We all do have hard days and hard times on the projects we work on. Actually I have to ask… “If they didn’t challenge us occasionally would they really be worth doing?” I am not going to say “buck up and get going” because that’s both insensitive and stupid (it overlooks people’s reality and situation. It’s an attempt to get people going while not really paying attention to what’s going on). But, I will say that if what you’re working on is really important to you and one of those down points hits. Don’t give up! Hold on to the project. Hold on to what you want to achieve and keep trying to find that next step forward. If the project is worthy and you are willing to keep trying, the answers will come and you will be able to move forward.

The universe is a really big place dear reader. The answers are out there and they will come in their own time.

Until then, good luck and I’ll see you next post!

Would You Believe It Isn’t the Money (Why We Do This part 4)

Last Friday (a week before this post went live) I did a book signing thing with the cover artist for my novel Johnson Farm. The next day I got to hand deliver a copy to another beautiful and intelligent young woman who just happened to have been one of my most important helpers in this process. She was the first teen to read the manuscript (kind of important for a YA novel…). Both of these experiences are ones I treasure. Both of these experiences reminded me that there is a lot more than dollars and cents involved in being an author.

Before anyone accuses me of making excuses because my book isn’t selling… I’m not.

A first novel (like Johnson Farm) usually isn’t a big cash machine and I know that. Also, Johnson Farm has outsold my previous book already… Literally it brought in more in the first month than my first book brought in in its first year (and I’m not expecting sales for Johnson Farm to really take off until the second or third book is released). I’m not being bitter about money. I’m just saying that there are other rewards that are more important.

Non-monetary rewards…

Both of the young women I mentioned were excited to be part of something. They got to do something, achieve something that they hadn’t done before. Both got to be on the inside. Both received a tangible artifact that demonstrated that someone valued them for their talents and abilities.

And me? My reward? You could hear it in their voices. I touched their lives. I gave them something more than just paper with words printed on it. I honestly feel like I made their lives better, at least a little bit.

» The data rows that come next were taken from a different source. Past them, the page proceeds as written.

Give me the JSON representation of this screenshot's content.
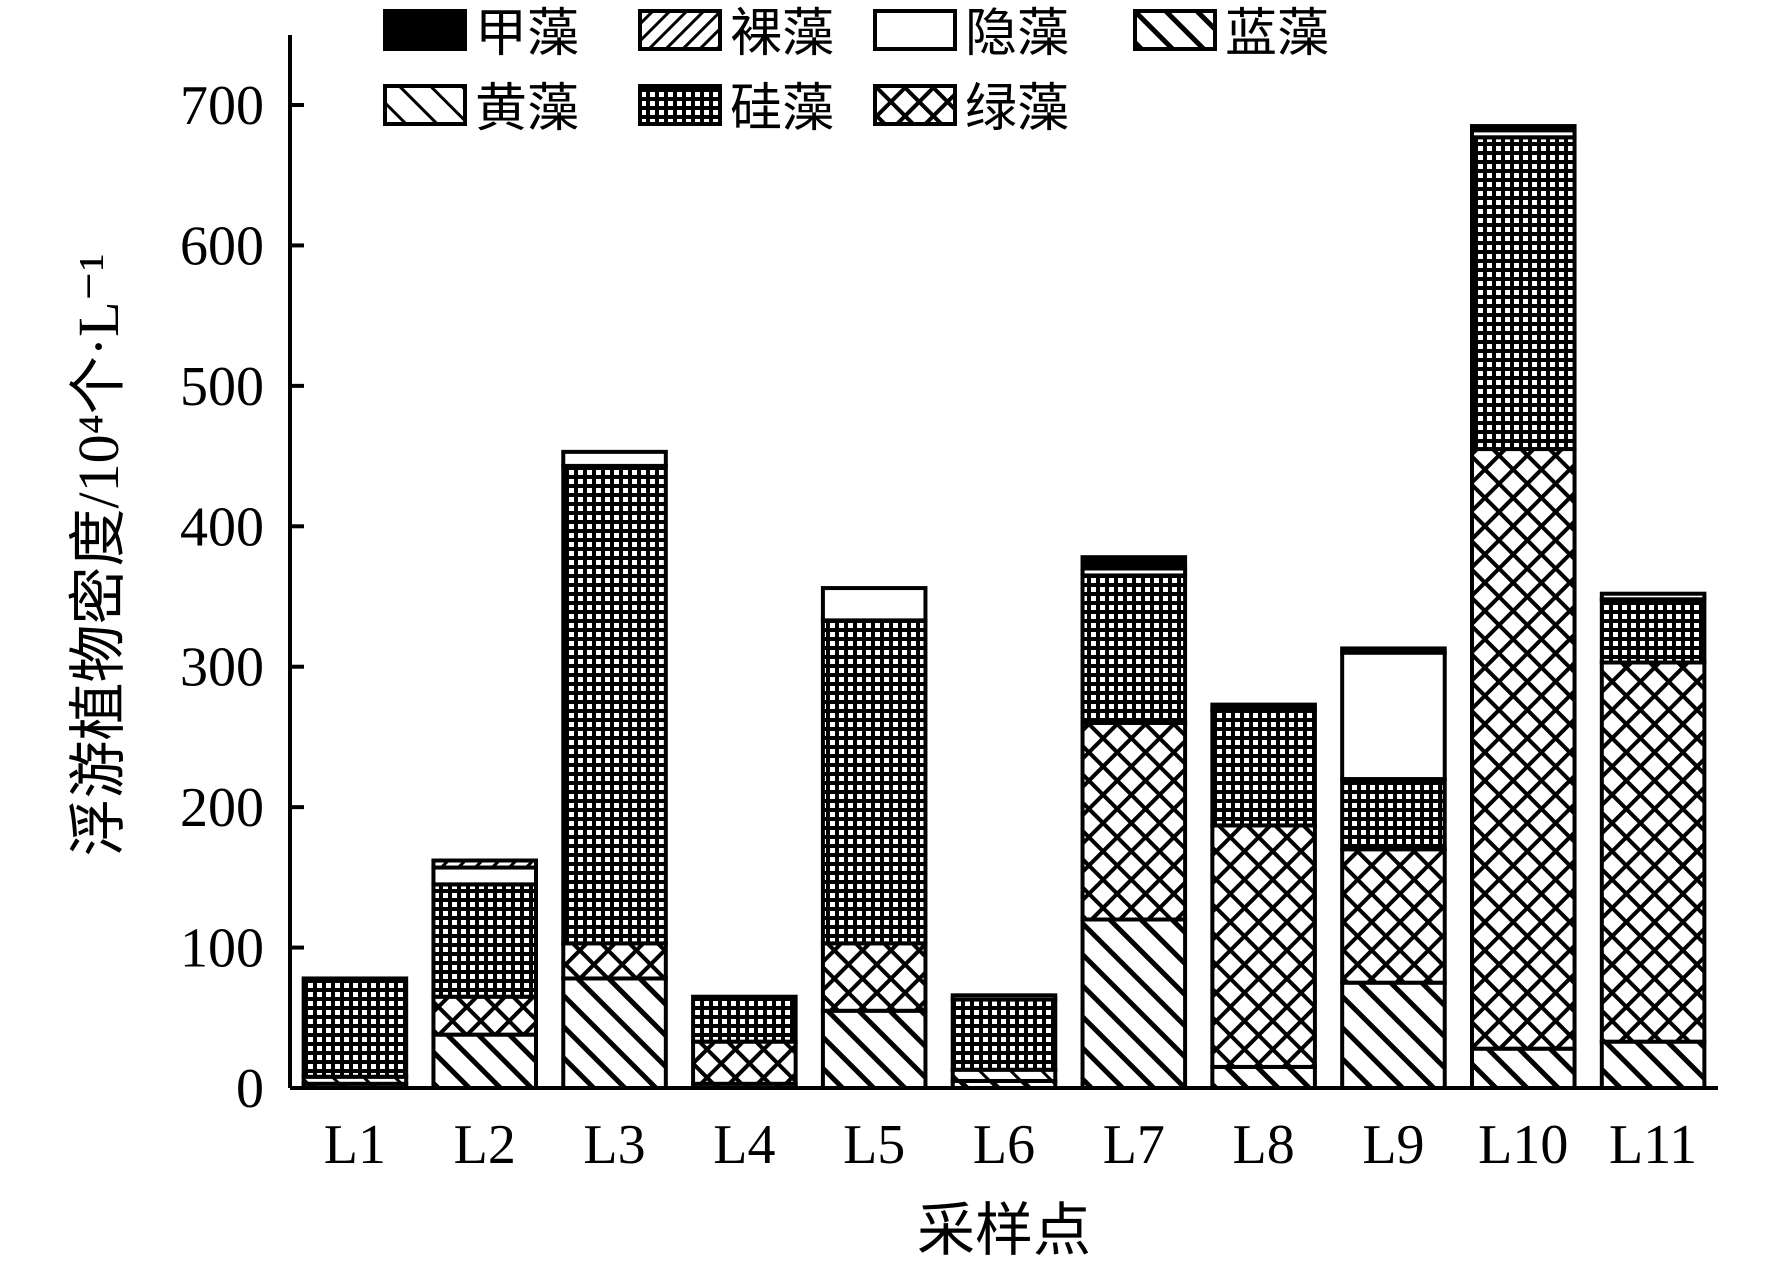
{
  "chart_data": {
    "type": "bar",
    "stacked": true,
    "title": "",
    "xlabel": "采样点",
    "ylabel": "浮游植物密度/10⁴个·L⁻¹",
    "ylim": [
      0,
      700
    ],
    "yticks": [
      0,
      100,
      200,
      300,
      400,
      500,
      600,
      700
    ],
    "grid": false,
    "legend_position": "top",
    "categories": [
      "L1",
      "L2",
      "L3",
      "L4",
      "L5",
      "L6",
      "L7",
      "L8",
      "L9",
      "L10",
      "L11"
    ],
    "series": [
      {
        "name": "蓝藻",
        "pattern": "diag-wide",
        "values": [
          3,
          38,
          78,
          3,
          55,
          5,
          120,
          15,
          75,
          28,
          33
        ]
      },
      {
        "name": "黄藻",
        "pattern": "diag-thin",
        "values": [
          5,
          0,
          0,
          0,
          0,
          8,
          0,
          0,
          0,
          0,
          0
        ]
      },
      {
        "name": "绿藻",
        "pattern": "crosshatch",
        "values": [
          0,
          27,
          25,
          30,
          48,
          0,
          140,
          172,
          95,
          427,
          270
        ]
      },
      {
        "name": "硅藻",
        "pattern": "grid",
        "values": [
          70,
          80,
          340,
          32,
          230,
          50,
          105,
          82,
          50,
          222,
          45
        ]
      },
      {
        "name": "隐藻",
        "pattern": "white",
        "values": [
          0,
          12,
          10,
          0,
          23,
          3,
          5,
          0,
          90,
          5,
          4
        ]
      },
      {
        "name": "裸藻",
        "pattern": "diag-back",
        "values": [
          0,
          5,
          0,
          0,
          0,
          0,
          0,
          0,
          0,
          0,
          0
        ]
      },
      {
        "name": "甲藻",
        "pattern": "solid",
        "values": [
          0,
          0,
          0,
          0,
          0,
          0,
          8,
          4,
          3,
          3,
          0
        ]
      }
    ],
    "legend_rows": [
      [
        "甲藻",
        "裸藻",
        "隐藻",
        "蓝藻"
      ],
      [
        "黄藻",
        "硅藻",
        "绿藻"
      ]
    ]
  }
}
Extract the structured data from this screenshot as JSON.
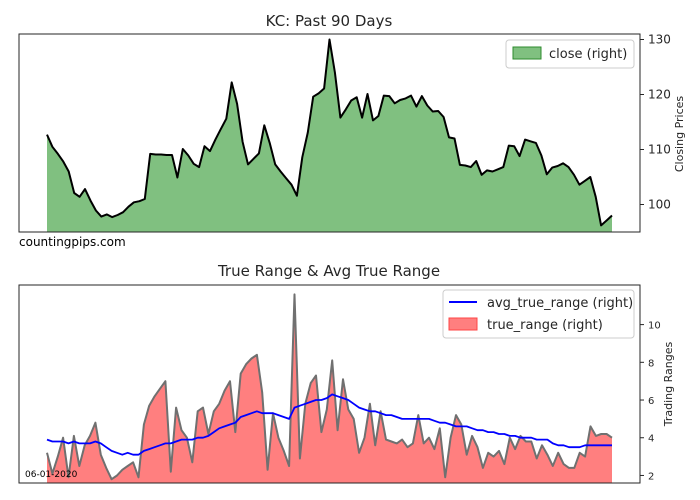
{
  "chart_data": [
    {
      "type": "area",
      "title": "KC: Past 90 Days",
      "ylabel": "Closing Prices",
      "ylim": [
        95,
        131
      ],
      "yticks": [
        100,
        110,
        120,
        130
      ],
      "legend": {
        "position": "top-right",
        "label": "close (right)"
      },
      "annotation": "countingpips.com",
      "colors": {
        "fill": "#80c080",
        "line": "#000000",
        "legend_edge": "#2e8b2e"
      },
      "series": [
        {
          "name": "close",
          "values": [
            112.7,
            110.5,
            109.2,
            107.8,
            106.0,
            102.1,
            101.4,
            102.8,
            100.7,
            98.9,
            97.8,
            98.2,
            97.7,
            98.1,
            98.6,
            99.6,
            100.4,
            100.6,
            101.0,
            109.2,
            109.1,
            109.1,
            109.0,
            109.0,
            104.9,
            110.1,
            108.9,
            107.4,
            106.8,
            110.6,
            109.7,
            111.8,
            113.7,
            115.6,
            122.2,
            118.3,
            111.4,
            107.3,
            108.3,
            109.3,
            114.4,
            111.2,
            107.3,
            106.0,
            104.8,
            103.6,
            101.6,
            108.6,
            113.1,
            119.6,
            120.2,
            121.1,
            130.0,
            124.0,
            115.8,
            117.3,
            118.9,
            119.5,
            115.8,
            120.1,
            115.3,
            116.1,
            119.8,
            119.7,
            118.4,
            119.0,
            119.3,
            119.8,
            117.8,
            119.7,
            118.0,
            116.9,
            117.0,
            115.9,
            112.2,
            112.0,
            107.2,
            107.1,
            106.8,
            107.9,
            105.4,
            106.2,
            106.0,
            106.4,
            106.8,
            110.7,
            110.6,
            108.8,
            111.8,
            111.5,
            111.2,
            108.9,
            105.5,
            106.7,
            107.0,
            107.5,
            106.8,
            105.4,
            103.6,
            104.3,
            105.0,
            101.4,
            96.2,
            97.1,
            98.0
          ]
        }
      ]
    },
    {
      "type": "area",
      "title": "True Range & Avg True Range",
      "ylabel": "Trading Ranges",
      "ylim": [
        1.6,
        12.1
      ],
      "yticks": [
        2,
        4,
        6,
        8,
        10
      ],
      "legend": {
        "position": "top-right",
        "labels": [
          "avg_true_range (right)",
          "true_range (right)"
        ]
      },
      "annotation": "06-01-2020",
      "colors": {
        "fill": "#ff7f7f",
        "line": "#707070",
        "avg_line": "#0000ff",
        "legend_edge": "#ff4444"
      },
      "series": [
        {
          "name": "true_range",
          "values": [
            3.2,
            2.1,
            3.0,
            4.0,
            1.9,
            4.1,
            2.5,
            3.6,
            4.1,
            4.8,
            3.1,
            2.4,
            1.8,
            2.0,
            2.3,
            2.5,
            2.7,
            1.9,
            4.7,
            5.7,
            6.2,
            6.6,
            7.0,
            2.2,
            5.6,
            4.4,
            4.0,
            2.7,
            5.4,
            5.6,
            4.2,
            5.4,
            5.8,
            6.5,
            7.0,
            4.3,
            7.4,
            7.9,
            8.2,
            8.4,
            6.4,
            2.3,
            5.3,
            4.0,
            3.3,
            2.5,
            11.6,
            2.9,
            5.8,
            6.9,
            7.3,
            4.3,
            5.5,
            8.1,
            4.4,
            7.1,
            5.5,
            5.0,
            3.2,
            4.0,
            5.8,
            3.6,
            5.4,
            3.9,
            3.8,
            3.7,
            3.9,
            3.5,
            3.7,
            5.2,
            3.7,
            4.0,
            3.4,
            4.5,
            1.9,
            4.0,
            5.2,
            4.7,
            3.1,
            4.1,
            3.5,
            2.4,
            3.2,
            3.0,
            3.3,
            2.6,
            4.0,
            3.4,
            4.1,
            3.8,
            3.8,
            2.9,
            3.6,
            3.1,
            2.5,
            3.2,
            2.6,
            2.4,
            2.4,
            3.2,
            3.0,
            4.6,
            4.1,
            4.2,
            4.2,
            4.0
          ]
        },
        {
          "name": "avg_true_range",
          "values": [
            3.9,
            3.8,
            3.8,
            3.8,
            3.7,
            3.8,
            3.7,
            3.7,
            3.7,
            3.8,
            3.7,
            3.5,
            3.3,
            3.2,
            3.1,
            3.2,
            3.1,
            3.1,
            3.3,
            3.4,
            3.5,
            3.6,
            3.7,
            3.7,
            3.8,
            3.9,
            3.9,
            3.9,
            4.0,
            4.0,
            4.1,
            4.3,
            4.5,
            4.6,
            4.7,
            4.8,
            5.1,
            5.2,
            5.3,
            5.4,
            5.3,
            5.3,
            5.3,
            5.2,
            5.1,
            5.0,
            5.6,
            5.7,
            5.8,
            5.9,
            6.0,
            6.0,
            6.1,
            6.3,
            6.2,
            6.1,
            6.0,
            5.8,
            5.6,
            5.5,
            5.4,
            5.4,
            5.3,
            5.2,
            5.2,
            5.1,
            5.0,
            5.0,
            5.0,
            5.0,
            5.0,
            5.0,
            4.9,
            4.8,
            4.8,
            4.7,
            4.6,
            4.6,
            4.6,
            4.5,
            4.4,
            4.4,
            4.3,
            4.3,
            4.2,
            4.2,
            4.1,
            4.1,
            4.0,
            4.0,
            4.0,
            3.9,
            3.9,
            3.9,
            3.7,
            3.6,
            3.6,
            3.5,
            3.5,
            3.5,
            3.6,
            3.6,
            3.6,
            3.6,
            3.6,
            3.6
          ]
        }
      ]
    }
  ]
}
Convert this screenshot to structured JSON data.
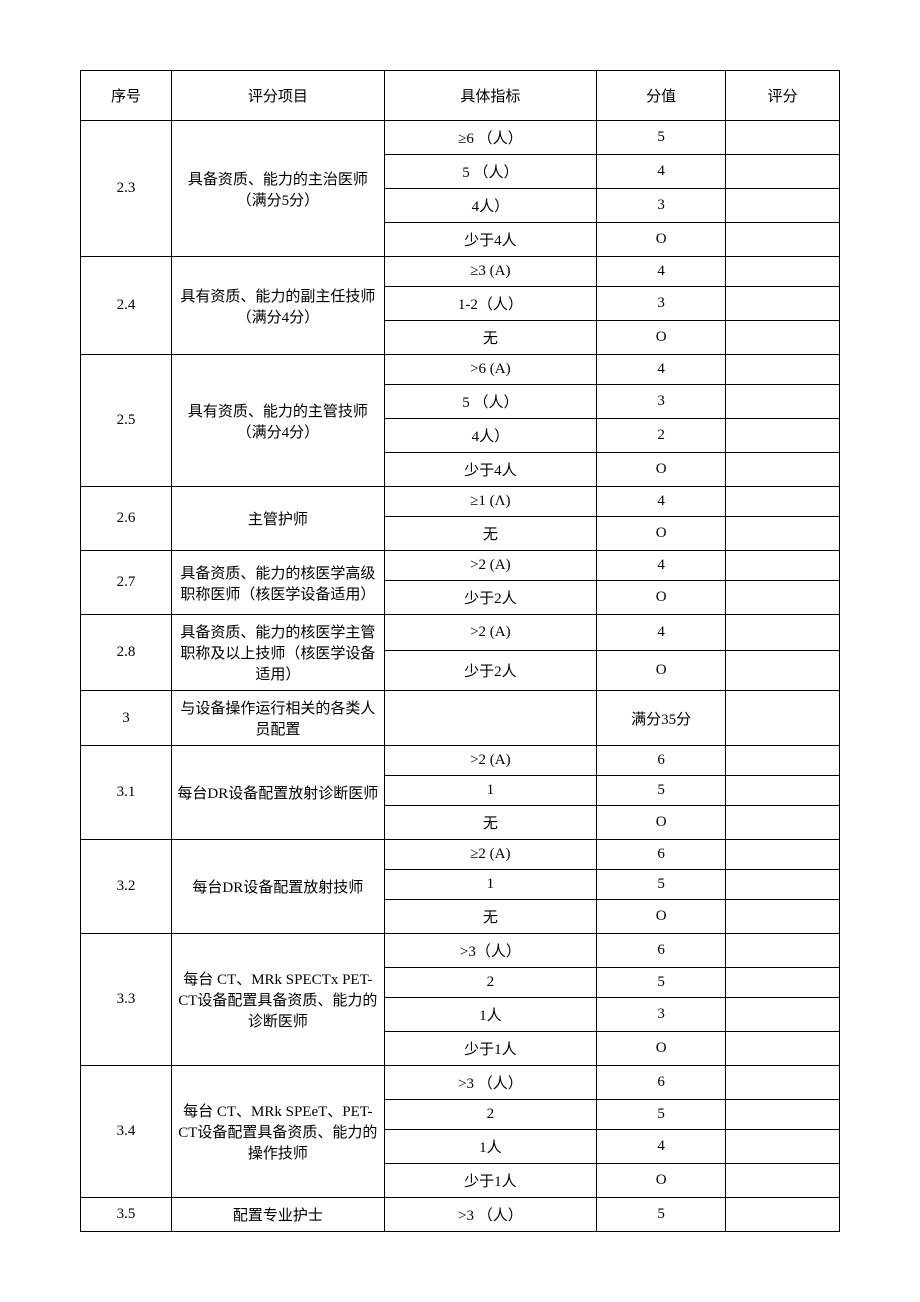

Actually there is no practical empirical measure of how much of an effect even a small nudge toward the good can have. A single pebble, a single sound, can start an avalanche that seems vastly out of proportion to the energy put in to start it.

If you choose to create (write, draw, paint, sculpt, whatever), or just in living your life; if your only purpose is money, yours is going to be a sad and shallow life. There are greater things out there.

In the scripture my religion holds sacred it is said: And if it so be that you should labor all your days in crying repentance unto this people, and bring, save it be one soul unto me, how great shall be your joy with him in the kingdom of my Father!

It’s not about huge numbers, it is about the one.

What I will say to you dear reader is: If you choose to create, if you choose to build or make something that helps others access and understand the beauty, greatness, and power within them, then you are a force for good in the universe. And that has its reward’s dear reader, rewards that you will not understand until you see them. And even then you might not understand the true measure of what you have done.